Insurance Coverage & Bad Faith Case Law Update – Failing to Timely Upload a Response to a CRN Does Not Automatically Create a Presumption of Bad Faith

October 18, 2017 by on News

In February 2015, the United States District Court for the Northern District of Florida entered its opinion in Vaughn v. Producer’s Agricultural Insurance Company, 111 F. Supp. 3d 1251 (N.D. Fla. 2015). The Court’s reasoning and ruling remains useful as a means to counter allegations that an insurer failed to timely respond to a civil remedy notice. In granting summary judgment in favor of the insurer, the Northern District found that section 624.155, Florida Statutes, does not mandate any specific method or means of responding to a civil remedy notice. Rather, an insurer has the obligation to “unveil” its position to the claimant. Vaughn at 1255. In Vaughn, the insured sought to establish a presumption of bad faith on summary judgment because the insurer never entered a response to the CRN on the Florida Department of Financial Services (DFS) web portal. Id. However, as the court observed, the statute itself does not create a presumption of bad faith, nor does it require the insurer to respond via the DFS portal. Id. at 1254. Rather, the presumption of bad faith was created by The Florida Supreme Court in Imhof v. Nationwide Mutual Insurance Co., 643 So. 2d 617 (Fla. 1994). Id. at 1255.
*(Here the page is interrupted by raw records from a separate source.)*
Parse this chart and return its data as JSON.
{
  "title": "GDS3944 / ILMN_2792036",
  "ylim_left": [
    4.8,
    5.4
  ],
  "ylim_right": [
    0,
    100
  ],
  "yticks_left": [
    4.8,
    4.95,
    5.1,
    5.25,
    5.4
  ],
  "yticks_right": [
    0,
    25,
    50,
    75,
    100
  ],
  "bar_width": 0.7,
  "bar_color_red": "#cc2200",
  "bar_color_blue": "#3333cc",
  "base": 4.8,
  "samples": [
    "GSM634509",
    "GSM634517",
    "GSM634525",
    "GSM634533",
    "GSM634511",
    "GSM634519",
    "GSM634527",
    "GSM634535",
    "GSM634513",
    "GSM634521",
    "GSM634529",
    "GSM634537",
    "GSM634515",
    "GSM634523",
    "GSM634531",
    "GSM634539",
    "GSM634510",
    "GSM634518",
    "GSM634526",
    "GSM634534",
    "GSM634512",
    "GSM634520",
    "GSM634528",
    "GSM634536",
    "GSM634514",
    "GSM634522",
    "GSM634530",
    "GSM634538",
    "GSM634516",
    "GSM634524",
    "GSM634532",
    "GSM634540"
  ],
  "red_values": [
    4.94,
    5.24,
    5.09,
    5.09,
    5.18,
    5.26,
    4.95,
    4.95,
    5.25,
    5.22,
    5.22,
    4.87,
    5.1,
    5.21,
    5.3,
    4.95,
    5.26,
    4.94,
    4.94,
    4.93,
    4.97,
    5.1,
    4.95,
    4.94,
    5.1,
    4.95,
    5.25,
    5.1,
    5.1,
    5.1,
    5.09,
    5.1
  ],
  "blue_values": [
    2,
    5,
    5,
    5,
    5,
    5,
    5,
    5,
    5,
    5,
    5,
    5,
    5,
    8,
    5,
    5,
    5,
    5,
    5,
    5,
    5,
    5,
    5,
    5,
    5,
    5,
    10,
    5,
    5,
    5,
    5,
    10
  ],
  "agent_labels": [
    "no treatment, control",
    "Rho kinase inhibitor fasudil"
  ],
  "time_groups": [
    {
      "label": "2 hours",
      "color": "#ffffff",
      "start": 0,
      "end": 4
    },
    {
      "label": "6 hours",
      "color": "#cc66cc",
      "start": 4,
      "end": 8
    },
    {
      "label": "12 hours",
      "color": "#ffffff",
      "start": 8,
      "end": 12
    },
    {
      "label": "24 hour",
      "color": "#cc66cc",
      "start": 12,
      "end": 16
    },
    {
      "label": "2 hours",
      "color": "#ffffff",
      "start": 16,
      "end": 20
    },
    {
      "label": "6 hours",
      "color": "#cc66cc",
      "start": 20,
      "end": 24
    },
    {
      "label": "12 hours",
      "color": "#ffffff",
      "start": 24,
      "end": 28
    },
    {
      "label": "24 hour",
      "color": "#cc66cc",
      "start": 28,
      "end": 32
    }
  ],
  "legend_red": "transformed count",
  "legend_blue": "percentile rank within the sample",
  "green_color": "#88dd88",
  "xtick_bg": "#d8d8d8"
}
In denying the insured’s motion, the Northern District reviewed the Florida Supreme Court’s reasoning in Imhof. Specifically, the Northern District found that the presumption of bad faith was meant to prevent an insurer from attempting to avoid liability simply by ignoring a valid CRN. Id. The Northern District emphasized that the response contemplated by both the statute and Imhof is one of “candid exchanges” and that these exchanges are not restricted to some specific technical form response. Id. While the Vaughn court declined to “delineate the precise boundaries of an adequate response,” the Court’s opinion did clarify that Imhof’s 60-day rule was not intended as a gotch-ya to enable the insured to shift the bad faith burden to an insurer merely because of some technical or inconsequential shortcoming in the insurer’s CRN response. Id. Lastly, the Northern District also reaffirmed that an insurer is entitled to deny claims which it reasonably believes are not covered and that a court must consider the insurer’s actions in context to determine whether the insurer was acting in good faith when denying a claim. Id. at 1261-62.